Let $$n$$ be the total sample size obtained by adding two groups such that $$n = n_1 + n_2$$. Let $$w$$ represent the proportion of $$n$$ allocated to $$n_1$$, referred to as the weight of $$n_1$$. Then $$n_2 = \frac{n_1 \cdot (1 - w)}{w}$$.
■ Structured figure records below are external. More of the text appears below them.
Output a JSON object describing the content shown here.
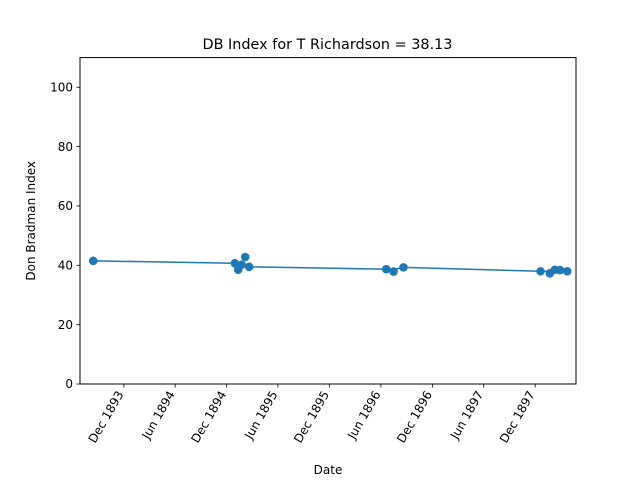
{
  "chart_data": {
    "type": "line",
    "title": "DB Index for T Richardson = 38.13",
    "xlabel": "Date",
    "ylabel": "Don Bradman Index",
    "xlim": [
      "1893-06-28",
      "1898-04-25"
    ],
    "ylim": [
      0,
      110
    ],
    "x_ticks": [
      {
        "date": "1893-12-01",
        "label": "Dec 1893"
      },
      {
        "date": "1894-06-01",
        "label": "Jun 1894"
      },
      {
        "date": "1894-12-01",
        "label": "Dec 1894"
      },
      {
        "date": "1895-06-01",
        "label": "Jun 1895"
      },
      {
        "date": "1895-12-01",
        "label": "Dec 1895"
      },
      {
        "date": "1896-06-01",
        "label": "Jun 1896"
      },
      {
        "date": "1896-12-01",
        "label": "Dec 1896"
      },
      {
        "date": "1897-06-01",
        "label": "Jun 1897"
      },
      {
        "date": "1897-12-01",
        "label": "Dec 1897"
      }
    ],
    "y_ticks": [
      0,
      20,
      40,
      60,
      80,
      100
    ],
    "grid": false,
    "color": "#1f77b4",
    "series": [
      {
        "name": "trend",
        "points": [
          {
            "x": "1893-08-14",
            "y": 41.5
          },
          {
            "x": "1894-12-30",
            "y": 40.7
          },
          {
            "x": "1895-02-10",
            "y": 39.5
          },
          {
            "x": "1896-06-20",
            "y": 38.7
          },
          {
            "x": "1896-07-16",
            "y": 38.6
          },
          {
            "x": "1896-08-20",
            "y": 39.3
          },
          {
            "x": "1897-12-20",
            "y": 38.0
          },
          {
            "x": "1898-03-25",
            "y": 38.0
          }
        ]
      },
      {
        "name": "scatter",
        "points": [
          {
            "x": "1893-08-14",
            "y": 41.5
          },
          {
            "x": "1894-12-30",
            "y": 40.7
          },
          {
            "x": "1895-01-11",
            "y": 38.5
          },
          {
            "x": "1895-01-23",
            "y": 40.2
          },
          {
            "x": "1895-02-05",
            "y": 42.8
          },
          {
            "x": "1895-02-19",
            "y": 39.5
          },
          {
            "x": "1896-06-20",
            "y": 38.7
          },
          {
            "x": "1896-07-16",
            "y": 37.9
          },
          {
            "x": "1896-08-20",
            "y": 39.3
          },
          {
            "x": "1897-12-20",
            "y": 38.0
          },
          {
            "x": "1898-01-22",
            "y": 37.3
          },
          {
            "x": "1898-02-09",
            "y": 38.5
          },
          {
            "x": "1898-02-27",
            "y": 38.4
          },
          {
            "x": "1898-03-25",
            "y": 38.0
          }
        ]
      }
    ]
  }
}
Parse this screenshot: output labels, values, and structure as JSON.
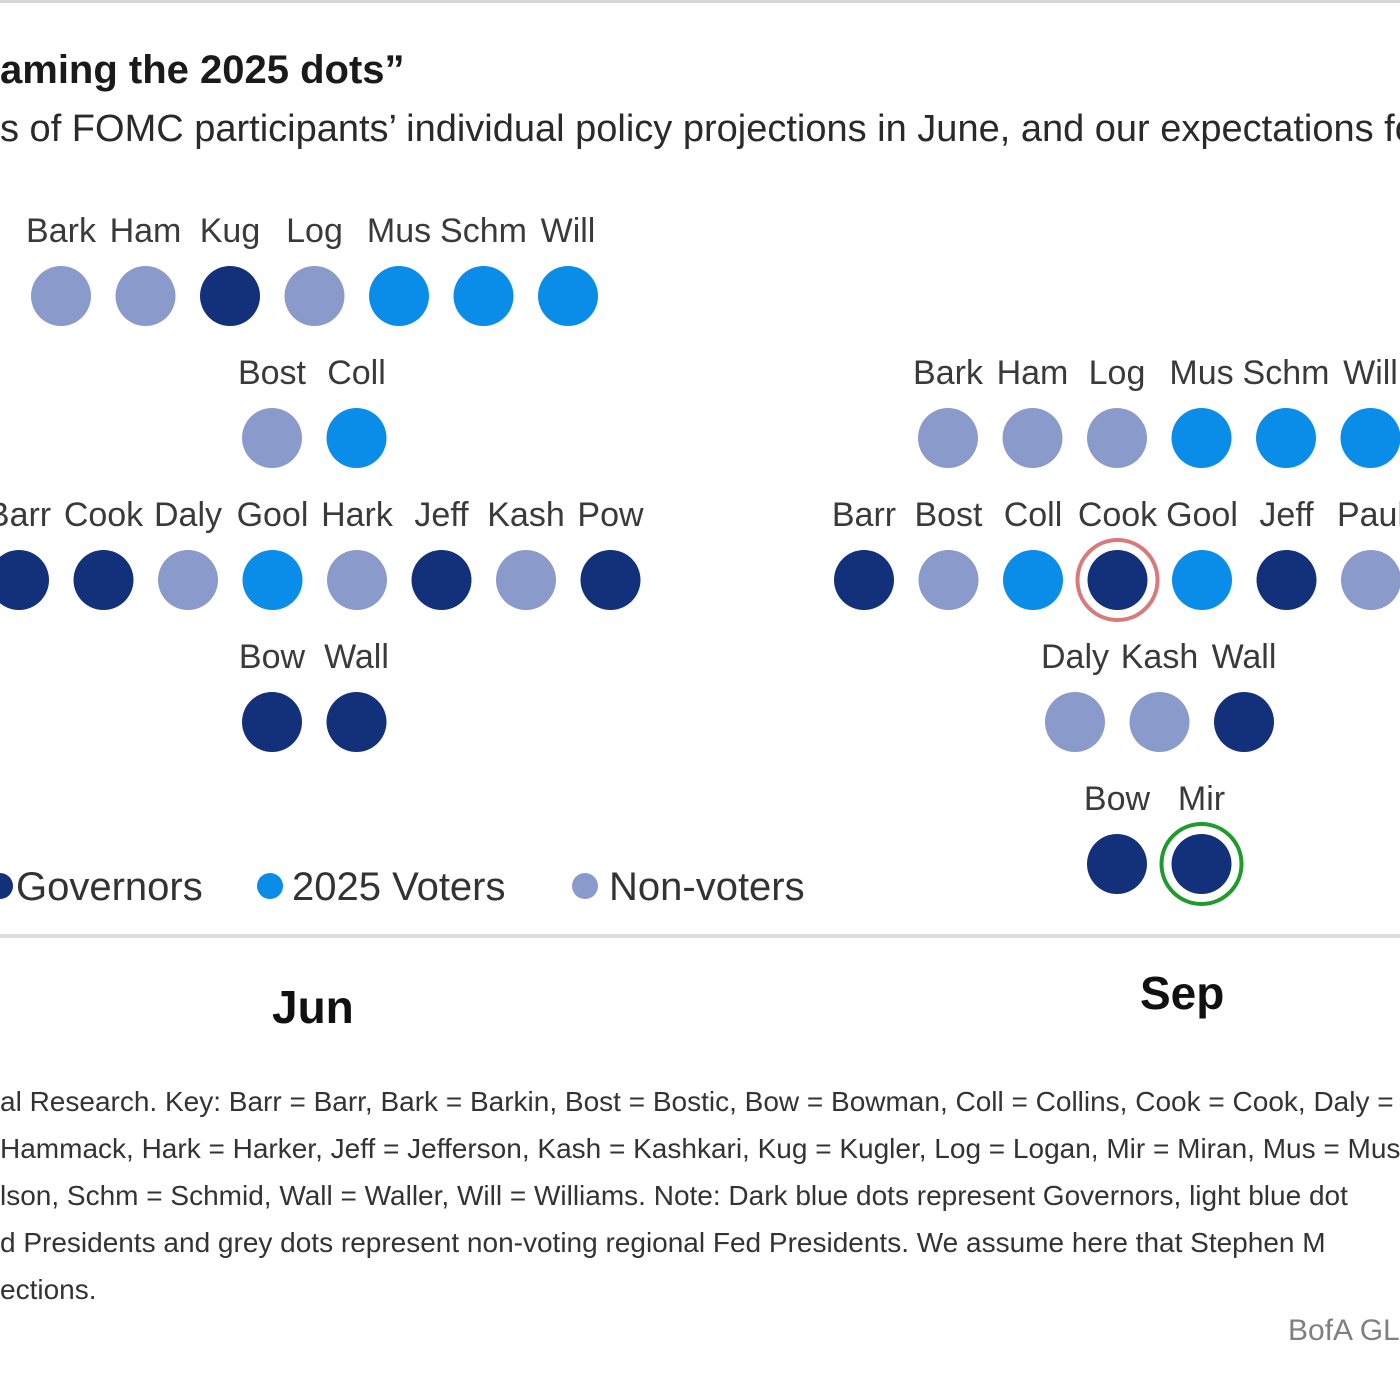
{
  "title": "aming the 2025 dots”",
  "subtitle": "s of FOMC participants’ individual policy projections in June, and our expectations fo",
  "colors": {
    "governor": "#13317a",
    "voter": "#0a8de8",
    "nonvoter": "#8a9bcb",
    "highlight_red": "#d97a7a",
    "highlight_green": "#1f9b2e"
  },
  "chart_data": {
    "type": "scatter",
    "description_label": "dot plot",
    "legend": [
      {
        "key": "governor",
        "label": "Governors"
      },
      {
        "key": "voter",
        "label": "2025 Voters"
      },
      {
        "key": "nonvoter",
        "label": "Non-voters"
      }
    ],
    "periods": [
      {
        "label": "Jun",
        "levels": [
          [
            {
              "name": "Bark",
              "group": "nonvoter"
            },
            {
              "name": "Ham",
              "group": "nonvoter"
            },
            {
              "name": "Kug",
              "group": "governor"
            },
            {
              "name": "Log",
              "group": "nonvoter"
            },
            {
              "name": "Mus",
              "group": "voter"
            },
            {
              "name": "Schm",
              "group": "voter"
            },
            {
              "name": "Will",
              "group": "voter"
            }
          ],
          [
            {
              "name": "Bost",
              "group": "nonvoter"
            },
            {
              "name": "Coll",
              "group": "voter"
            }
          ],
          [
            {
              "name": "Barr",
              "group": "governor"
            },
            {
              "name": "Cook",
              "group": "governor"
            },
            {
              "name": "Daly",
              "group": "nonvoter"
            },
            {
              "name": "Gool",
              "group": "voter"
            },
            {
              "name": "Hark",
              "group": "nonvoter"
            },
            {
              "name": "Jeff",
              "group": "governor"
            },
            {
              "name": "Kash",
              "group": "nonvoter"
            },
            {
              "name": "Pow",
              "group": "governor"
            }
          ],
          [
            {
              "name": "Bow",
              "group": "governor"
            },
            {
              "name": "Wall",
              "group": "governor"
            }
          ]
        ]
      },
      {
        "label": "Sep",
        "levels": [
          [
            {
              "name": "Bark",
              "group": "nonvoter"
            },
            {
              "name": "Ham",
              "group": "nonvoter"
            },
            {
              "name": "Log",
              "group": "nonvoter"
            },
            {
              "name": "Mus",
              "group": "voter"
            },
            {
              "name": "Schm",
              "group": "voter"
            },
            {
              "name": "Will",
              "group": "voter"
            }
          ],
          [
            {
              "name": "Barr",
              "group": "governor"
            },
            {
              "name": "Bost",
              "group": "nonvoter"
            },
            {
              "name": "Coll",
              "group": "voter"
            },
            {
              "name": "Cook",
              "group": "governor",
              "highlight": "red"
            },
            {
              "name": "Gool",
              "group": "voter"
            },
            {
              "name": "Jeff",
              "group": "governor"
            },
            {
              "name": "Paul",
              "group": "nonvoter"
            }
          ],
          [
            {
              "name": "Daly",
              "group": "nonvoter"
            },
            {
              "name": "Kash",
              "group": "nonvoter"
            },
            {
              "name": "Wall",
              "group": "governor"
            }
          ],
          [
            {
              "name": "Bow",
              "group": "governor"
            },
            {
              "name": "Mir",
              "group": "governor",
              "highlight": "green"
            }
          ]
        ]
      }
    ]
  },
  "source_lines": [
    "al Research. Key: Barr = Barr, Bark = Barkin, Bost = Bostic, Bow = Bowman, Coll = Collins, Cook = Cook, Daly =",
    "Hammack, Hark = Harker, Jeff = Jefferson, Kash = Kashkari, Kug = Kugler, Log = Logan, Mir = Miran, Mus = Mus",
    "lson, Schm = Schmid, Wall = Waller, Will = Williams. Note: Dark blue dots represent Governors, light blue dot",
    "d Presidents and grey dots represent non-voting regional Fed Presidents. We assume here that Stephen M",
    "ections."
  ],
  "credit": "BofA GL"
}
Furthermore, $$n = n_1 + \frac{n_1 \cdot (1-w)}{w}$$.

Proof:

By the assumptions, we know

\begin{aligned} n &= n_1 + n_2 \\ &= w \cdot n + (1 - w) \cdot n \end{aligned}

This implies

\begin{aligned} n_1 &= w \cdot n\\ n_2 &= (1-w) \cdot n \end{aligned}

We observe the following:

\begin{aligned} \frac{n_2}{n_1} &= \frac{(1-w) \cdot n}{w \cdot n} \\ &= \frac{(1-w)}{w} \\ \Rightarrow n_2 &= \frac{n_1 \cdot (1-w)}{w} \end{aligned}

This further implies

$n = n_1 + \frac{n_1 \cdot (1-w)}{w}$

Notice now that both $$n$$ and $$n_2$$ are defined as functions of $$n_1$$ and $$w$$. Thus, we may estimate the sample size required in each of two groups by estimating only $$n_1$$, provided we know the weight $$w$$.

### 35.1.1 Corollary

For $$k \in \mathbb{N}$$, let $$n$$ be the total sample size of $$k$$ subgroups such that

$n = n_1 + n_2 + n_3 + ... + n_k$

Suppose, further, that there exists a vector of weights $$W$$ that satisfy the following conditions:

1. For each $$w_i \in W$$, $$0 \leq w_i \leq 1$$
2. $$\sum\limits_{i=1}^{k} w_i = 1$$
3. $$n = w_1 \cdot n + w_2 \cdot n + ... + w_k \cdot n = \sum\limits_{i=1}^{k} w_i \cdot n$$

Let us assign the values $$n_1 = w_1 \cdot n$$, $$n_2 = w_2 \cdot n$$, …, $$n_k = w_k \cdot n$$. Then for all $$i | i \leq k$$,

\begin{aligned} \frac{n_i}{n_1} &= \frac{w_i \cdot n}{w_1 \cdot n} \\ &= \frac{w_i}{w_1} \\ \Rightarrow n_i &= \frac{n_1 \cdot w_i}{w_1} \end{aligned}

Thus, each $$n_i$$ may be estimated by estimating the value of $$n_1$$ provided $$W$$ is a fully specified vector of weights for each of the $$k$$ groups.